The political problem with the ACA is twofold: one, it came along in a moment when everyone is suspicious if not contemptuous of government to start with, and two, its painful components might be better known, and are generally easier to explain ("the government is going to force you to do something!") than its goodies ("states will set up and regulate a series of exchanges through which you can choose among a range of health coverage options"). Knowing this, the Republicans have made "repeal and replace" the centerpiece of the campaign manifesto they released this week.

That this makes absolutely no sense isn't deterring them. They claim to want to keep the candy provisions (for instance, no discrimination by insurers for pre-existing conditions) while cutting the veggies (the individual mandate) that pay for the candy. They boisterously oppose Medicare cost savings less draconian and intrusive than what they put forward a few years back. And they killed provisions that would have saved far more money--the public option, early Medicare buy-in--probably because they knew those components of the reform would be popular and effective, undermining the whole "gummit's no good, so let us run it" argument. Their favored replacement strategies--capping malpractice lawsuits, ramping up Health Savings Accounts, and killing state-based regulation of insurers--would do very little, do pretty much nothing, and make things worse, respectively. (They could have had at least the first two provisions within the ACA if they'd actually negotiated on that legislation rather than trying to kill it for purely political reasons.)

The core premise of Republican health care reform is the same it's always been: their focus is on lowering costs for the relatively affluent who already have coverage, rather than expanding coverage for those who lack it. That this does little to constrain overall system expenditures, because the uninsured will continue to get (much more expensive) emergency room care, continually seems to elude them. At a values level, they seem not to care at all that millions will remain uninsured because they can't afford coverage.

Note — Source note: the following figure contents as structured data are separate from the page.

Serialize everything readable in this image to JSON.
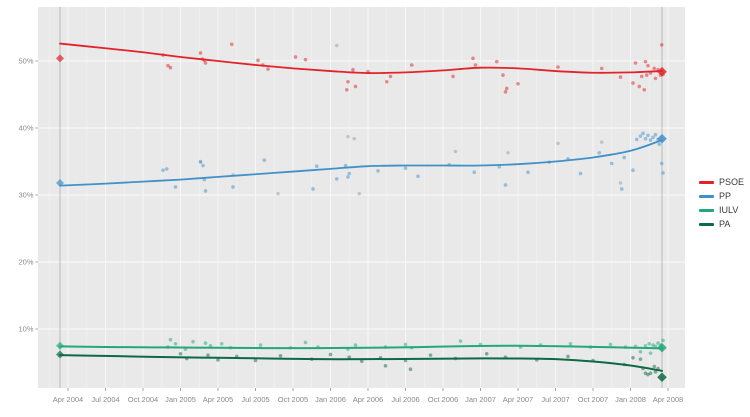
{
  "chart_data": {
    "type": "scatter",
    "description": "Opinion poll scatter with smoothed trend lines per party, Apr 2004 - Apr 2008; diamonds mark start/end election results",
    "title": "",
    "xlabel": "",
    "ylabel": "",
    "x_tick_labels": [
      "Apr 2004",
      "Jul 2004",
      "Oct 2004",
      "Jan 2005",
      "Apr 2005",
      "Jul 2005",
      "Oct 2005",
      "Jan 2006",
      "Apr 2006",
      "Jul 2006",
      "Oct 2006",
      "Jan 2007",
      "Apr 2007",
      "Jul 2007",
      "Oct 2007",
      "Jan 2008",
      "Apr 2008"
    ],
    "x_tick_months": [
      0,
      3,
      6,
      9,
      12,
      15,
      18,
      21,
      24,
      27,
      30,
      33,
      36,
      39,
      42,
      45,
      48
    ],
    "y_tick_labels": [
      "10%",
      "20%",
      "30%",
      "40%",
      "50%"
    ],
    "y_tick_values": [
      10,
      20,
      30,
      40,
      50
    ],
    "ylim": [
      1,
      58
    ],
    "xlim_months": [
      -2.4,
      49.4
    ],
    "grid": true,
    "legend_position": "right",
    "event_lines_months": [
      -0.64,
      47.52
    ],
    "colors": {
      "panel_bg": "#e9e9e9",
      "grid_major": "#f7f7f7",
      "grid_minor": "#f0f0f0",
      "event_line": "#b8babc",
      "axis_text": "#8a8a8a",
      "tick_mark": "#9a9a9a",
      "legend_text": "#3a3a3a",
      "gray_points": "#9aa0a5"
    },
    "series": [
      {
        "id": "psoe",
        "name": "PSOE",
        "color": "#e02429",
        "endpoints": {
          "start": [
            -0.64,
            50.4
          ],
          "end": [
            47.52,
            48.4
          ]
        },
        "trend": [
          [
            -0.64,
            52.6
          ],
          [
            3,
            51.9
          ],
          [
            6,
            51.3
          ],
          [
            9,
            50.6
          ],
          [
            12,
            50.0
          ],
          [
            15,
            49.4
          ],
          [
            18,
            48.9
          ],
          [
            21,
            48.5
          ],
          [
            24,
            48.2
          ],
          [
            27,
            48.3
          ],
          [
            30,
            48.6
          ],
          [
            33,
            49.0
          ],
          [
            36,
            48.9
          ],
          [
            39,
            48.5
          ],
          [
            42,
            48.25
          ],
          [
            45,
            48.3
          ],
          [
            47.52,
            48.5
          ]
        ],
        "polls": [
          [
            7.6,
            50.9
          ],
          [
            8.0,
            49.3
          ],
          [
            8.2,
            49.0
          ],
          [
            10.6,
            51.2
          ],
          [
            10.75,
            50.3
          ],
          [
            10.9,
            50.1
          ],
          [
            11.0,
            49.7
          ],
          [
            13.1,
            52.5
          ],
          [
            15.2,
            50.1
          ],
          [
            15.6,
            49.4
          ],
          [
            16.0,
            48.8
          ],
          [
            18.2,
            50.6
          ],
          [
            19.0,
            50.2
          ],
          [
            22.3,
            45.7
          ],
          [
            22.4,
            46.9
          ],
          [
            22.8,
            48.7
          ],
          [
            23.0,
            46.2
          ],
          [
            24.0,
            48.4
          ],
          [
            25.5,
            46.9
          ],
          [
            25.8,
            47.7
          ],
          [
            27.5,
            49.4
          ],
          [
            30.8,
            47.7
          ],
          [
            32.4,
            50.4
          ],
          [
            32.6,
            49.4
          ],
          [
            34.3,
            49.9
          ],
          [
            34.8,
            47.9
          ],
          [
            35.0,
            45.4
          ],
          [
            35.1,
            45.9
          ],
          [
            36.0,
            46.6
          ],
          [
            39.2,
            49.1
          ],
          [
            42.7,
            48.9
          ],
          [
            44.2,
            47.6
          ],
          [
            45.2,
            46.7
          ],
          [
            45.4,
            49.7
          ],
          [
            45.7,
            46.2
          ],
          [
            45.9,
            47.7
          ],
          [
            46.1,
            45.7
          ],
          [
            46.2,
            49.9
          ],
          [
            46.3,
            47.9
          ],
          [
            46.4,
            49.3
          ],
          [
            46.6,
            48.2
          ],
          [
            46.9,
            48.9
          ],
          [
            47.0,
            47.4
          ],
          [
            47.2,
            48.7
          ],
          [
            47.4,
            47.9
          ],
          [
            47.5,
            52.4
          ],
          [
            47.6,
            48.0
          ]
        ]
      },
      {
        "id": "pp",
        "name": "PP",
        "color": "#4191c9",
        "endpoints": {
          "start": [
            -0.64,
            31.8
          ],
          "end": [
            47.52,
            38.4
          ]
        },
        "trend": [
          [
            -0.64,
            31.4
          ],
          [
            3,
            31.7
          ],
          [
            6,
            32.0
          ],
          [
            9,
            32.3
          ],
          [
            12,
            32.7
          ],
          [
            15,
            33.1
          ],
          [
            18,
            33.5
          ],
          [
            21,
            33.9
          ],
          [
            24,
            34.3
          ],
          [
            27,
            34.4
          ],
          [
            30,
            34.4
          ],
          [
            33,
            34.4
          ],
          [
            36,
            34.6
          ],
          [
            39,
            35.0
          ],
          [
            42,
            35.6
          ],
          [
            45,
            36.6
          ],
          [
            47.52,
            38.2
          ]
        ],
        "polls": [
          [
            7.6,
            33.7
          ],
          [
            7.9,
            33.9
          ],
          [
            8.6,
            31.2
          ],
          [
            10.6,
            34.9
          ],
          [
            10.8,
            34.4
          ],
          [
            10.9,
            32.3
          ],
          [
            11.0,
            30.6
          ],
          [
            13.2,
            31.2
          ],
          [
            15.7,
            35.2
          ],
          [
            19.6,
            30.9
          ],
          [
            19.9,
            34.3
          ],
          [
            21.5,
            32.4
          ],
          [
            22.2,
            34.4
          ],
          [
            22.4,
            32.7
          ],
          [
            22.5,
            33.2
          ],
          [
            24.8,
            33.6
          ],
          [
            27.0,
            34.0
          ],
          [
            28.0,
            32.8
          ],
          [
            30.5,
            34.5
          ],
          [
            32.5,
            33.4
          ],
          [
            34.5,
            34.2
          ],
          [
            35.0,
            31.5
          ],
          [
            36.8,
            33.4
          ],
          [
            38.5,
            34.9
          ],
          [
            40.0,
            35.4
          ],
          [
            41.0,
            33.2
          ],
          [
            42.5,
            36.3
          ],
          [
            43.5,
            34.7
          ],
          [
            44.3,
            30.9
          ],
          [
            44.5,
            35.6
          ],
          [
            45.2,
            33.7
          ],
          [
            45.5,
            38.3
          ],
          [
            45.8,
            38.8
          ],
          [
            46.0,
            39.2
          ],
          [
            46.2,
            38.4
          ],
          [
            46.4,
            38.9
          ],
          [
            46.6,
            38.2
          ],
          [
            46.8,
            38.6
          ],
          [
            47.0,
            39.0
          ],
          [
            47.2,
            38.3
          ],
          [
            47.3,
            37.6
          ],
          [
            47.5,
            34.7
          ],
          [
            47.6,
            33.3
          ]
        ]
      },
      {
        "id": "iulv",
        "name": "IULV",
        "color": "#22a87a",
        "endpoints": {
          "start": [
            -0.64,
            7.5
          ],
          "end": [
            47.52,
            7.2
          ]
        },
        "trend": [
          [
            -0.64,
            7.4
          ],
          [
            4,
            7.3
          ],
          [
            8,
            7.25
          ],
          [
            12,
            7.2
          ],
          [
            16,
            7.15
          ],
          [
            20,
            7.15
          ],
          [
            24,
            7.2
          ],
          [
            28,
            7.3
          ],
          [
            32,
            7.45
          ],
          [
            36,
            7.5
          ],
          [
            40,
            7.4
          ],
          [
            44,
            7.25
          ],
          [
            47.52,
            7.1
          ]
        ],
        "polls": [
          [
            8.0,
            7.3
          ],
          [
            8.2,
            8.4
          ],
          [
            8.6,
            7.8
          ],
          [
            9.4,
            7.0
          ],
          [
            10.0,
            8.1
          ],
          [
            11.0,
            7.9
          ],
          [
            11.4,
            7.5
          ],
          [
            12.3,
            7.8
          ],
          [
            13.0,
            7.2
          ],
          [
            15.4,
            7.6
          ],
          [
            17.8,
            7.2
          ],
          [
            19.0,
            8.0
          ],
          [
            20.0,
            7.3
          ],
          [
            22.4,
            7.0
          ],
          [
            23.0,
            7.6
          ],
          [
            25.4,
            7.3
          ],
          [
            27.0,
            7.7
          ],
          [
            27.5,
            7.2
          ],
          [
            31.4,
            8.2
          ],
          [
            33.0,
            7.7
          ],
          [
            36.2,
            7.3
          ],
          [
            37.8,
            7.6
          ],
          [
            40.2,
            7.8
          ],
          [
            41.8,
            7.3
          ],
          [
            43.4,
            7.7
          ],
          [
            44.6,
            7.3
          ],
          [
            45.4,
            7.4
          ],
          [
            45.8,
            6.6
          ],
          [
            46.2,
            7.5
          ],
          [
            46.5,
            7.8
          ],
          [
            46.6,
            6.4
          ],
          [
            46.8,
            7.6
          ],
          [
            47.0,
            7.4
          ],
          [
            47.2,
            7.9
          ],
          [
            47.4,
            7.6
          ],
          [
            47.6,
            8.3
          ]
        ]
      },
      {
        "id": "pa",
        "name": "PA",
        "color": "#0d6a45",
        "endpoints": {
          "start": [
            -0.64,
            6.2
          ],
          "end": [
            47.52,
            2.8
          ]
        },
        "trend": [
          [
            -0.64,
            6.1
          ],
          [
            4,
            5.95
          ],
          [
            8,
            5.8
          ],
          [
            12,
            5.7
          ],
          [
            16,
            5.6
          ],
          [
            20,
            5.5
          ],
          [
            24,
            5.5
          ],
          [
            28,
            5.55
          ],
          [
            32,
            5.6
          ],
          [
            36,
            5.6
          ],
          [
            39,
            5.5
          ],
          [
            42,
            5.15
          ],
          [
            45,
            4.55
          ],
          [
            47.52,
            3.75
          ]
        ],
        "polls": [
          [
            9.0,
            6.3
          ],
          [
            9.5,
            5.6
          ],
          [
            11.2,
            6.1
          ],
          [
            12.0,
            5.4
          ],
          [
            13.5,
            5.9
          ],
          [
            15.0,
            5.3
          ],
          [
            17.0,
            6.0
          ],
          [
            19.5,
            5.5
          ],
          [
            21.0,
            6.2
          ],
          [
            22.5,
            5.8
          ],
          [
            23.5,
            5.2
          ],
          [
            25.0,
            5.7
          ],
          [
            25.4,
            4.5
          ],
          [
            27.0,
            5.3
          ],
          [
            27.4,
            4.0
          ],
          [
            29.0,
            6.1
          ],
          [
            31.0,
            5.6
          ],
          [
            33.5,
            6.3
          ],
          [
            35.0,
            5.8
          ],
          [
            37.5,
            5.4
          ],
          [
            40.0,
            5.9
          ],
          [
            42.0,
            5.3
          ],
          [
            44.5,
            4.7
          ],
          [
            45.2,
            5.7
          ],
          [
            45.8,
            5.5
          ],
          [
            46.0,
            4.1
          ],
          [
            46.2,
            3.4
          ],
          [
            46.4,
            3.2
          ],
          [
            46.6,
            3.4
          ],
          [
            46.9,
            4.4
          ],
          [
            47.0,
            3.6
          ],
          [
            47.2,
            4.1
          ]
        ]
      }
    ],
    "gray_points": [
      [
        10.6,
        35.0
      ],
      [
        13.2,
        33.0
      ],
      [
        16.8,
        30.2
      ],
      [
        21.5,
        52.3
      ],
      [
        22.4,
        38.7
      ],
      [
        22.9,
        38.4
      ],
      [
        23.3,
        30.2
      ],
      [
        31.0,
        36.5
      ],
      [
        35.2,
        36.3
      ],
      [
        39.2,
        37.7
      ],
      [
        42.7,
        37.9
      ],
      [
        44.2,
        31.8
      ]
    ]
  },
  "legend": {
    "items": [
      "PSOE",
      "PP",
      "IULV",
      "PA"
    ]
  }
}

The worst of it? This bottomlessly cynical and real-world counterproductive strategy might work. I don't think they'll get outright repeal, but between their political skill, the Democrats' gutlessness and the nature of how policy debates are covered, they might manage to de-fund the ACA and render it dead on the books. What a triumph that would be: tens of millions still without health coverage, no regime for controlling costs, but at least we'd be saved from some ignoramus's misguided fear of rampant, icky "socialism."

And needless to say, if we can't even get this right, we're never, ever going to be able to grapple successfully with the larger problems of demographically driven busted budgets, declining global competitiveness and potential environmental disaster that are looming just over the horizon.

1 comment:

Anonymous said...

I guess I just don't get exactly why Dems are so demoralized. They passed huge health care reform, financial reform, disavowed an embrace of torture, put two new faces on the Supreme Court, and have taken pretty good steps (if not absolutely heroic ones) to move things in a good direction in Iraq, Afghanistan and the Israeli-Palestinian conflict. I've never considered myself a huge Obama fan, but that's not too shabby, especially given a Republican opposition in the Senate that has more or less concluded that there's no advantage to them cooperating with almost anything. I understand that it's not the New Deal and that Obama has disappointed many on the left by not going "far enough," but I continue to be puzzled by the conventional wisdom and pundits who seem to think that left-leaning voters would rather sit on their hands in November than show up and stop the Republicans from taking back one or both chambers of Congress. As somebody who has an ear tuned to what people of both political persuasions have to say, it seems to me that most right-leaning talking heads are outraged (surprise, surprise) by all the things the Dems have accomplished. Doesn't that count for something with those who voted Obama in?